San Francisco (id.) – de W.S. Van Dyke – 1936
Suite de ce petit cycle Clark Gable… et c’est du lourd, du très lourd, San Francisco, soit l’un des plus grands chefs d’œuvre de la première grande période du film catastrophe (avec L’Incendie de Chicago et La Mousson), basée sur un fait historique bien réel : le tremblement de terre qui a ravagé San Francisco en 1906.
Hollywood oblige, le séisme apparaît comme un châtiment divin pour laver la ville de toute sa salissure morale, symbolisée en l’occurrence par un seul homme : Blacky, patron du plus grand cabaret de la Barbary Coast, ce quartier aux immeubles vieillissants et prompts à l’embrasement, où se concentrent le vice et la corruption.
Tout en symboles lourdement appuyés, le film aurait pu tourner au prêchi-prêcha insupportable. La jeune héroïne, chanteuse à la voix cristalline qui débarque en ville, est tiraillée entre son amour pour Blacky le voyou, et la grande musique pure que lui offre le patron de l’opéra. Entre le vice et la vertu, avec pour arbitre un prêtre au regard bienfaisant. Et reconnaissons que dans les deux dernières minutes, le film plonge tête la première dans la religiosité hollywoodienne.
Mais il le fait avec un souffle et un style indéniable. Et avant ça, avant ces deux dernières minutes tellement too much, W.S. Van Dyke signe tout simplement un grand film, triomphe du système des studios où tout, mais vraiment tout, fonctionne parfaitement. Un scénario formidable pour commencer (signé Anita Loos, auteur de Rose de Minuit ou Femmes), et un cinéaste en état de grâce qui donne rythme, atmosphère et émotion à cette histoire pleine de musique et de mouvements.

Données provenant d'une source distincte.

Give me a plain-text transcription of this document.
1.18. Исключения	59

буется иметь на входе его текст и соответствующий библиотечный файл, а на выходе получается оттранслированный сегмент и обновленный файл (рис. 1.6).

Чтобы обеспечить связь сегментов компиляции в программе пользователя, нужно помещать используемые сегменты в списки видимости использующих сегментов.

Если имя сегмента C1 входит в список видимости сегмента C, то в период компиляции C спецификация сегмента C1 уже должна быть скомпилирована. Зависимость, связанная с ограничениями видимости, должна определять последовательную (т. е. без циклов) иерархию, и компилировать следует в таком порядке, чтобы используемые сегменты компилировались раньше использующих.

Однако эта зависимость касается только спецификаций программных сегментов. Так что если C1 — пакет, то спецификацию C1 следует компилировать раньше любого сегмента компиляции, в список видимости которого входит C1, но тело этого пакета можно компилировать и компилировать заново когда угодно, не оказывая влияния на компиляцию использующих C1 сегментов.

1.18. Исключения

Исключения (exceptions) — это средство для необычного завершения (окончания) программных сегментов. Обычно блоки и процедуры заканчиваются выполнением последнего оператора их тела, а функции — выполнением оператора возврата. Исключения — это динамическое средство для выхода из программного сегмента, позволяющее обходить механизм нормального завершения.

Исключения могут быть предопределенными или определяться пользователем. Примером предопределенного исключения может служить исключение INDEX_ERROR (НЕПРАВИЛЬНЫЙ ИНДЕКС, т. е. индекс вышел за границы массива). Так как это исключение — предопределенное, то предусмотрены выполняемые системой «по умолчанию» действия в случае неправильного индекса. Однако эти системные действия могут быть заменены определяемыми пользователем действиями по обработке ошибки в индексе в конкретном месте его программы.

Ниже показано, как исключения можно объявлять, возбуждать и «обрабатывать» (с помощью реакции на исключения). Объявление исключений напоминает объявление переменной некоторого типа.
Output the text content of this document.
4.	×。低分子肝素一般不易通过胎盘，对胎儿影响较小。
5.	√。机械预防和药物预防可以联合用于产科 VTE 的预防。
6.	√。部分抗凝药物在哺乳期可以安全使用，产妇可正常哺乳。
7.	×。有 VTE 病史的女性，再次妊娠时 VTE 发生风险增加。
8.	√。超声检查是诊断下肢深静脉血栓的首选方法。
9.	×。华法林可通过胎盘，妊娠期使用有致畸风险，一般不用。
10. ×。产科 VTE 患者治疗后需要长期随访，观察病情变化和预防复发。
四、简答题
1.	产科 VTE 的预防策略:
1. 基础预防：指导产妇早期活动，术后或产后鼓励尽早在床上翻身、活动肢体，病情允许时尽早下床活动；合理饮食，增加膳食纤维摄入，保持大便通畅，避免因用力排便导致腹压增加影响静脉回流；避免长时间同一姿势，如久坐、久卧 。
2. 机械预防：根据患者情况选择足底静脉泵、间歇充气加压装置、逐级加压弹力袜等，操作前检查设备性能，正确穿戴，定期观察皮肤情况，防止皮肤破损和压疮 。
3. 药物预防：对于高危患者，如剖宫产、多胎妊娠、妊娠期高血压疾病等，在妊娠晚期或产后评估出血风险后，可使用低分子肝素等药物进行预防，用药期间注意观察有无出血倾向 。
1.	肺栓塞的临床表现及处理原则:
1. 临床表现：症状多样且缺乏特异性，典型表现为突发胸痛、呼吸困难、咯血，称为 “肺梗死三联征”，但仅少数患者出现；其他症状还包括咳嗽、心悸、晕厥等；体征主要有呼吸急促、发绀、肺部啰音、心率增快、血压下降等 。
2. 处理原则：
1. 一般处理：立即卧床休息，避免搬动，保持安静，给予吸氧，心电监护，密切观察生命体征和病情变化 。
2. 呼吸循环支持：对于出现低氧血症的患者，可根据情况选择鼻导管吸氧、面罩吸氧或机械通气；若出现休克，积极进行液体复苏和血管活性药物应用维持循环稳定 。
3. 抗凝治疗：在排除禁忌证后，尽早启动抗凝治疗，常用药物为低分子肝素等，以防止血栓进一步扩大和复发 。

Et il y a les acteurs : Jeanette Mac Donald, aussi bonne actrice que grande chanteuse ; Spencer Tracy, parfait en prêtre au visage constamment bienveillant ; et Clark Gable, quasiment de tous les plans, et absolument renversant. A-t-il jamais été aussi bon que dans ce rôle de mauvais garçon au grand cœur ? A-t-il jamais été aussi profondément émouvant qu’à ce moment précis où il voit les deux êtres qu’il aime le plus lui tourner le dos par sa faute ?
Il y a dans ce film une vie incroyable, une intensité folle qui n’attend pas le tremblement de terre lui-même, qui arrive d’ailleurs fort tard, et qui n’occupe qu’une petite partie du long métrage. Mais quelle partie, chef d’œuvre de montage serré au cordeau qui tire le meilleur de trucages certes spectaculaires et généreux, mais qui sentent bon le décor de studio. Ce montage si dynamique rend palpable la violence du séisme et la cruauté de ses effets.
Rien à jeter dans ce San Francisco qui reste un modèle du genre, et un exemple triomphal du savoir-faire des grands studios hollywoodiens (la MGM en l’occurrence). Chef d’œuvre.